In 2021, the first year of President Biden’s administration, Customs and Border Protection (CBP), a branch of Homeland Security, saw a significant increase in fatalities connected to arrests.
From 2016 through 2020, the agency recorded an average of less than 13 fatalities a year involving arrests. However, in fiscal year 2021, that figure skyrocketed to 48. Nearly half of the 105 deaths that were documented by federal law enforcement that year were attributed to arrests. After leading the list for most fatalities, the U.S. Marshals Service fell to second place with 39. That year, no other agency had more than ten fatalities.
The fatalities include examples of agents using force, migrants falling from the border wall, migrants hit by cars while running from agents, and migrants who were already sick and died after agents arrived.
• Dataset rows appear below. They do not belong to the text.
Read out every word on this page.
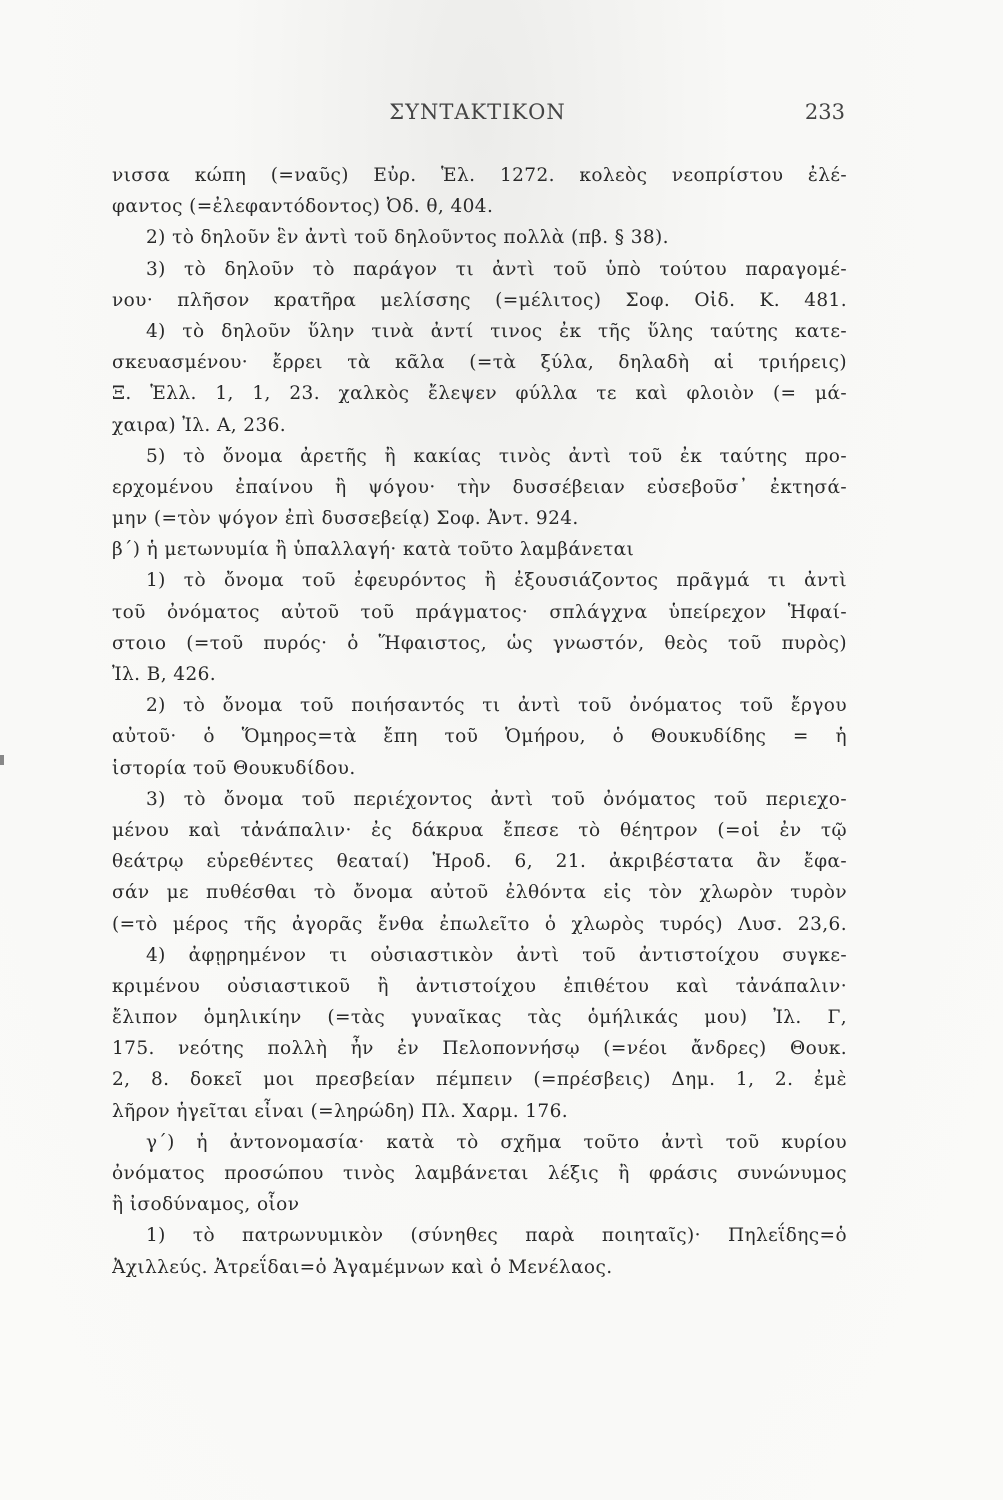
ΣΥΝΤΑΚΤΙΚΟΝ	233
νισσα κώπη (=ναῦς) Εὐρ. Ἑλ. 1272. κολεὸς νεοπρίστου ἐλέ-
φαντος (=ἐλεφαντόδοντος) Ὀδ. θ, 404.
2) τὸ δηλοῦν ἓν ἀντὶ τοῦ δηλοῦντος πολλὰ (πβ. § 38).
3) τὸ δηλοῦν τὸ παράγον τι ἀντὶ τοῦ ὑπὸ τούτου παραγομέ-
νου· πλῆσον κρατῆρα μελίσσης (=μέλιτος) Σοφ. Οἰδ. Κ. 481.
4) τὸ δηλοῦν ὕλην τινὰ ἀντί τινος ἐκ τῆς ὕλης ταύτης κατε-
σκευασμένου· ἔρρει τὰ κᾶλα (=τὰ ξύλα, δηλαδὴ αἱ τριήρεις)
Ξ. Ἑλλ. 1, 1, 23. χαλκὸς ἔλεψεν φύλλα τε καὶ φλοιὸν (= μά-
χαιρα) Ἰλ. Α, 236.
5) τὸ ὄνομα ἀρετῆς ἢ κακίας τινὸς ἀντὶ τοῦ ἐκ ταύτης προ-
ερχομένου ἐπαίνου ἢ ψόγου· τὴν δυσσέβειαν εὐσεβοῦσ᾽ ἐκτησά-
μην (=τὸν ψόγον ἐπὶ δυσσεβείᾳ) Σοφ. Ἀντ. 924.
β΄) ἡ μετωνυμία ἢ ὑπαλλαγή· κατὰ τοῦτο λαμβάνεται
1) τὸ ὄνομα τοῦ ἐφευρόντος ἢ ἐξουσιάζοντος πρᾶγμά τι ἀντὶ
τοῦ ὀνόματος αὐτοῦ τοῦ πράγματος· σπλάγχνα ὑπείρεχον Ἡφαί-
στοιο (=τοῦ πυρός· ὁ Ἥφαιστος, ὡς γνωστόν, θεὸς τοῦ πυρὸς)
Ἰλ. Β, 426.
2) τὸ ὄνομα τοῦ ποιήσαντός τι ἀντὶ τοῦ ὀνόματος τοῦ ἔργου
αὐτοῦ· ὁ Ὅμηρος=τὰ ἔπη τοῦ Ὁμήρου, ὁ Θουκυδίδης = ἡ
ἱστορία τοῦ Θουκυδίδου.
3) τὸ ὄνομα τοῦ περιέχοντος ἀντὶ τοῦ ὀνόματος τοῦ περιεχο-
μένου καὶ τἀνάπαλιν· ἐς δάκρυα ἔπεσε τὸ θέητρον (=οἱ ἐν τῷ
θεάτρῳ εὑρεθέντες θεαταί) Ἡροδ. 6, 21. ἀκριβέστατα ἂν ἔφα-
σάν με πυθέσθαι τὸ ὄνομα αὐτοῦ ἐλθόντα εἰς τὸν χλωρὸν τυρὸν
(=τὸ μέρος τῆς ἀγορᾶς ἔνθα ἐπωλεῖτο ὁ χλωρὸς τυρός) Λυσ. 23,6.
4) ἀφῃρημένον τι οὐσιαστικὸν ἀντὶ τοῦ ἀντιστοίχου συγκε-
κριμένου οὐσιαστικοῦ ἢ ἀντιστοίχου ἐπιθέτου καὶ τἀνάπαλιν·
ἔλιπον ὁμηλικίην (=τὰς γυναῖκας τὰς ὁμήλικάς μου) Ἰλ. Γ,
175. νεότης πολλὴ ἦν ἐν Πελοποννήσῳ (=νέοι ἄνδρες) Θουκ.
2, 8. δοκεῖ μοι πρεσβείαν πέμπειν (=πρέσβεις) Δημ. 1, 2. ἐμὲ
λῆρον ἡγεῖται εἶναι (=ληρώδη) Πλ. Χαρμ. 176.
γ΄) ἡ ἀντονομασία· κατὰ τὸ σχῆμα τοῦτο ἀντὶ τοῦ κυρίου
ὀνόματος προσώπου τινὸς λαμβάνεται λέξις ἢ φράσις συνώνυμος
ἢ ἰσοδύναμος, οἷον
1) τὸ πατρωνυμικὸν (σύνηθες παρὰ ποιηταῖς)· Πηλεΐδης=ὁ
Ἀχιλλεύς. Ἀτρεΐδαι=ὁ Ἀγαμέμνων καὶ ὁ Μενέλαος.
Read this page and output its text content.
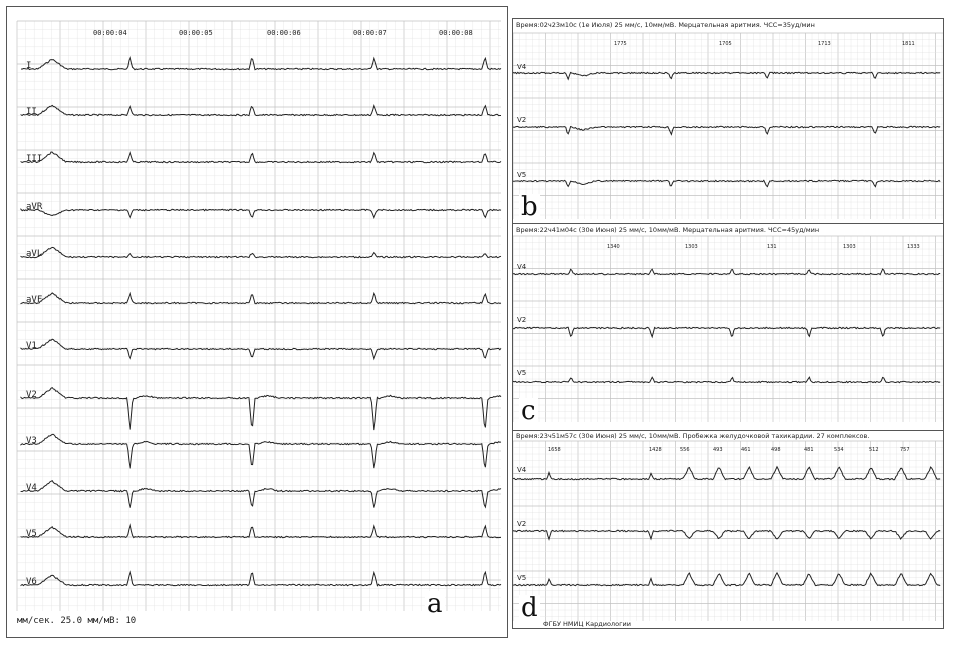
00:00:04	00:00:05	00:00:06	00:00:07	00:00:08
I
II
III
aVR
aVL
aVF
V1
V2
V3
V4
V5
V6
мм/сек. 25.0 мм/мВ: 10
a
Время:02ч23м10с (1е Июля) 25 мм/с, 10мм/мВ. Мерцательная аритмия. ЧСС=35уд/мин
1775	1705	1713	1811
V4
V2
V5
b
Время:22ч41м04с (30е Июня) 25 мм/с, 10мм/мВ. Мерцательная аритмия. ЧСС=45уд/мин
1340	1303	131	1303	1333
V4
V2
V5
c
Время:23ч51м57с (30е Июня) 25 мм/с, 10мм/мВ. Пробежка желудочковой тахикардии. 27 комплексов.
1658	1428	556	493	461	498	481	534	512	757
V4
V2
V5
ФГБУ НМИЦ Кардиологии
d
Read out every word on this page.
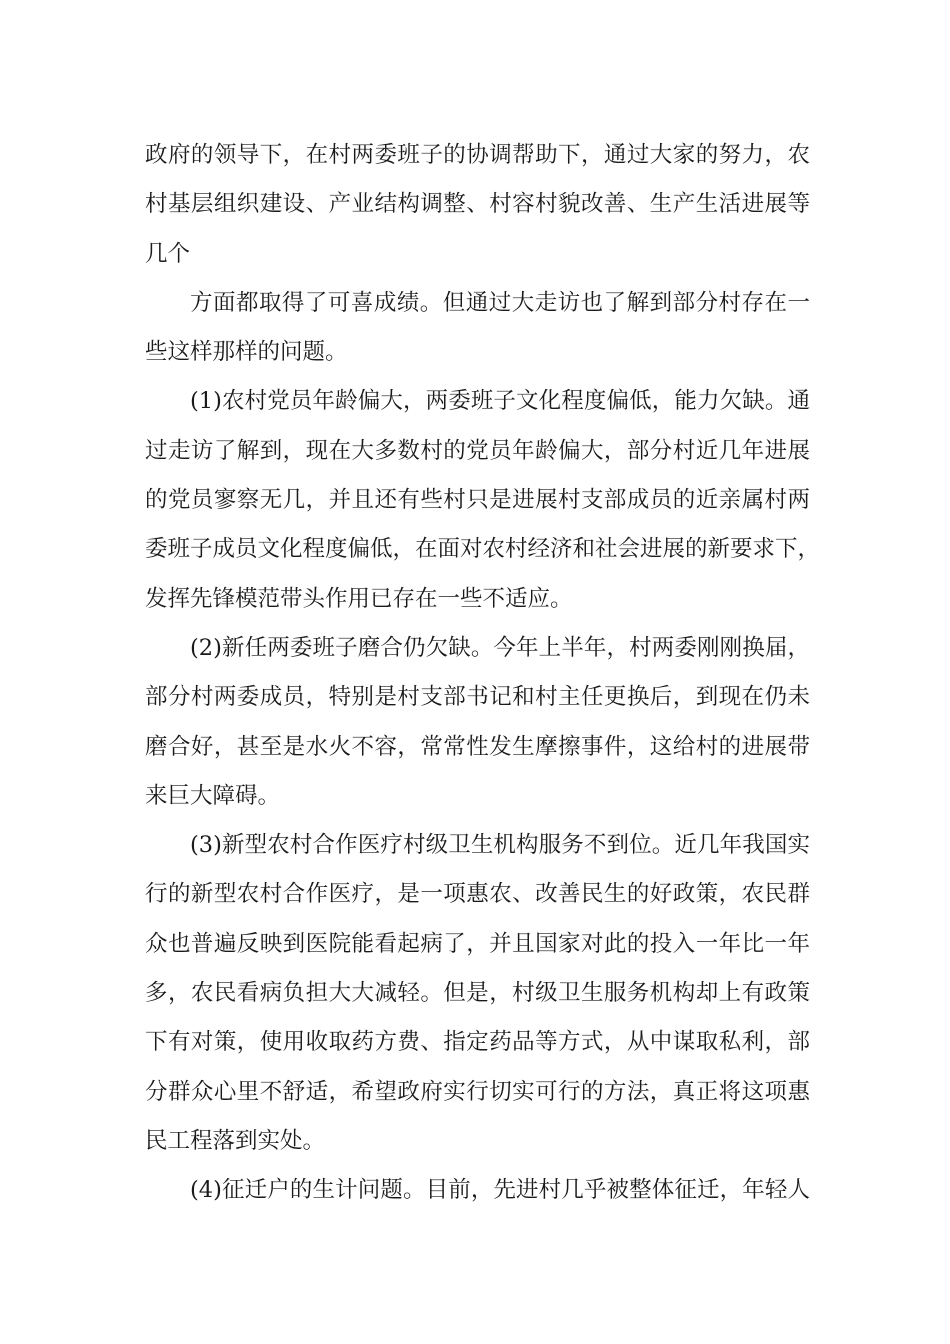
政府的领导下，在村两委班子的协调帮助下，通过大家的努力，农
村基层组织建设、产业结构调整、村容村貌改善、生产生活进展等
几个
方面都取得了可喜成绩。但通过大走访也了解到部分村存在一
些这样那样的问题。
(1)农村党员年龄偏大，两委班子文化程度偏低，能力欠缺。通
过走访了解到，现在大多数村的党员年龄偏大，部分村近几年进展
的党员寥察无几，并且还有些村只是进展村支部成员的近亲属村两
委班子成员文化程度偏低，在面对农村经济和社会进展的新要求下，
发挥先锋模范带头作用已存在一些不适应。
(2)新任两委班子磨合仍欠缺。今年上半年，村两委刚刚换届，
部分村两委成员，特别是村支部书记和村主任更换后，到现在仍未
磨合好，甚至是水火不容，常常性发生摩擦事件，这给村的进展带
来巨大障碍。
(3)新型农村合作医疗村级卫生机构服务不到位。近几年我国实
行的新型农村合作医疗，是一项惠农、改善民生的好政策，农民群
众也普遍反映到医院能看起病了，并且国家对此的投入一年比一年
多，农民看病负担大大减轻。但是，村级卫生服务机构却上有政策
下有对策，使用收取药方费、指定药品等方式，从中谋取私利，部
分群众心里不舒适，希望政府实行切实可行的方法，真正将这项惠
民工程落到实处。
(4)征迁户的生计问题。目前，先进村几乎被整体征迁，年轻人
The most recent data on fatalities resulting from federal arrests is from 2021, but the Bureau of Justice Statistics has published this information as far back as 2016. From a low of four fatalities in 2018 to twenty-five in 2019, migrant fatalities surged under President Trump, and the yearly figures recorded by CBP seemed alarming. However, that record was almost doubled in 2021 under the Biden administration.
In fiscal year 2021, the agency documented interactions with approximately 2 million unlawful migrants, which is three times more than the pace in 2020, when the number was less than 650,000. CBP also apprehends U.S. citizens for various violations, including smuggling.
The numbers improve when seen as a ratio of arrests to fatalities per encounter. The number of deaths involving arrests decreased to 2.82 per 100,000 interactions in 2021 from 4.15 in 2020. But the fact is, there are more deaths at the border than ever before.
As CBP continues to reach record highs for illegal immigration, fiscal years 2022 and 2023, for which the Bureau of Justice Statistics has not yet provided statistics, are expected to be much deadlier.